You've been storing fresh ginger wrong your whole life

You never know how much ginger you'll need until you've bought one and taken it home, only to realize that you have waaaaaay more than you'll need — at least for now. While you may be tempted to wrap it up and pop it in the fridge, that may not give you the results you're hoping for next time you need to use it in a recipe.

To keep your ginger from becoming your kitchen's wilted-produce-of-the-week, All Recipes suggests you might want to try storing your ginger in a jar and submerging it in spirits such as vodka, sake, dry sherry, or rice wine. The cooking site says the method is tested and guaranteed to yield a crisp, intense piece of ginger that's still perfect for cooking even after you've kept it pickled in your favorite spirits for a while. The ginger even lends its flavor to the alcohol, turning it into the perfect base for a gingery, boozy drink.

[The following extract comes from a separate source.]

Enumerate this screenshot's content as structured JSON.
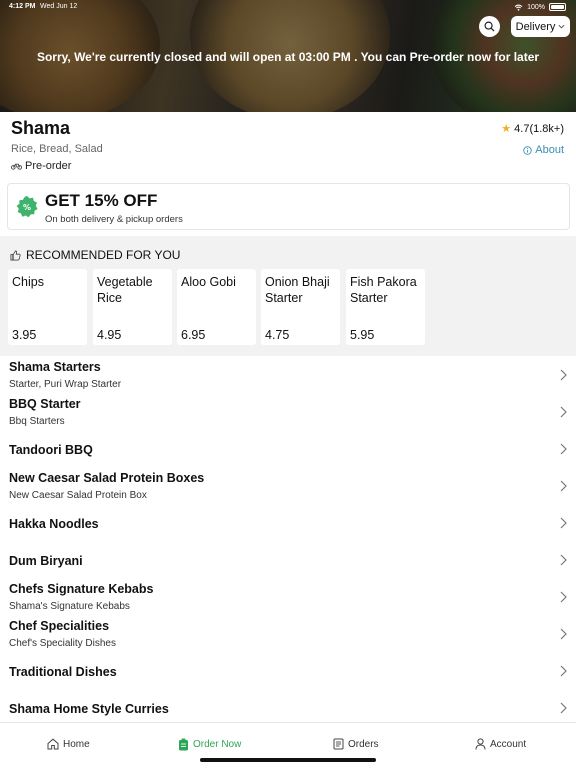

How to store fresh ginger in spirits

All Recipes suggests that before you store the ginger in alcohol, peel the rhizome with a paring knife, vegetable peeler, or the edge of a spoon, and to make sure you also remove any dried out or bruised areas. Once you've cleaned your ginger, you can either keep the piece whole, or cut it into portions to fit your jar. Add the alcohol to your ginger and store. To use the ginger, just remove, pat dry, and prepare the root according to your recipe's instructions.

To use the ginger-infused spirit, All Recipes recommends you taste the liquid from time to time to make sure the flavor doesn't get too intense. Thus far, the site says only the vodka infusion is best to use as a mix for a gingery cocktail.

But The Spruce Eats warns that the ginger won't keep forever this way, and you'll have to check it from time to time to make sure the alcohol stays clear. Once the alcohol looks cloudy, it may be time to dump the ginger and the alcohol, as mold or bacteria may have decided to take residence.